I trained a model with a thousand images to recognize carrots. I trained another model with a thousand images (some overlapping) to recognize knives.
Is there an easy way to merge the two into a new model so I have a “Carrots & Knives” model that merges datasets and labels?
Great question! I have a few thoughts. You wouldn’t directly merge them in the way you might paste two Word docs together. But there are ways to make use of both.
Your end goal kind of matters too. If latency is critical, a single model trained on both might be faster.

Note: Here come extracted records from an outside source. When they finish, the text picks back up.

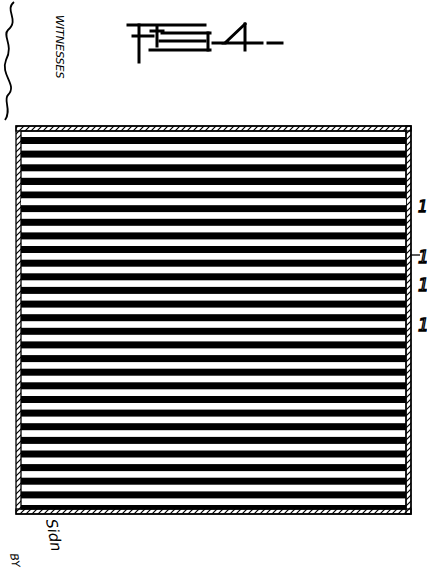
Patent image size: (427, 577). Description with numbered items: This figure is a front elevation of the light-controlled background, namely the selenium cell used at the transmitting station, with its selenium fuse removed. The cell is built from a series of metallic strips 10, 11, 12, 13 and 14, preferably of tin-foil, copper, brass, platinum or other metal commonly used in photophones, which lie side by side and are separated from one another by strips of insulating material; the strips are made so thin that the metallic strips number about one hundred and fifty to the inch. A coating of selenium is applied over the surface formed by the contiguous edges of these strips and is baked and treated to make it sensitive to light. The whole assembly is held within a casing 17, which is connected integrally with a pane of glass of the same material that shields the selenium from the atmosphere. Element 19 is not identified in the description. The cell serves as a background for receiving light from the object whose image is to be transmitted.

The metallic strip 10 is at (174, 194).
The metallic strip 11 is at (155, 180).
The metallic strip 12 is at (337, 165).
The metallic strip 13 is at (313, 152).
The metallic strip 14 is at (287, 140).
The casing 17 is at (160, 512).
The space between slats 19 is at (195, 207).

But we’re talking 20 ms faster (in not having an extra model to run in the workflow and having the efficiency of them combined), not like 4 seconds or anything crazy big like that.
Here’s a couple ideas from easiest to most complicated.
- build a workflow in Roboflow that runs each model separately on the same image
- further fine tune the carrot model by adding in the knife images/annotations and then training it on that additional data
- start from scratch with about 2000 images and train a single model that finds both
Does it make any difference if all the source imagery is cutting board that generally has both carrots and knives (in most situations) rather than pictures of carrots alone and stock imagery of knives?
The composition of the source leans towards accepting both where a merging of labels would theoretically work (assuming that’s possible)
The ideal scenario is that you are training on images that closely reflect what you will use the model on. So if you plan to have it find carrots and knives on cutting boards in the future, then the fact that they are both in those training images is ideal. But if you are trying to find a carrot in a salad having trained only with carrots on cutting boards you will have poorer results when you go to look for carrots in a salad.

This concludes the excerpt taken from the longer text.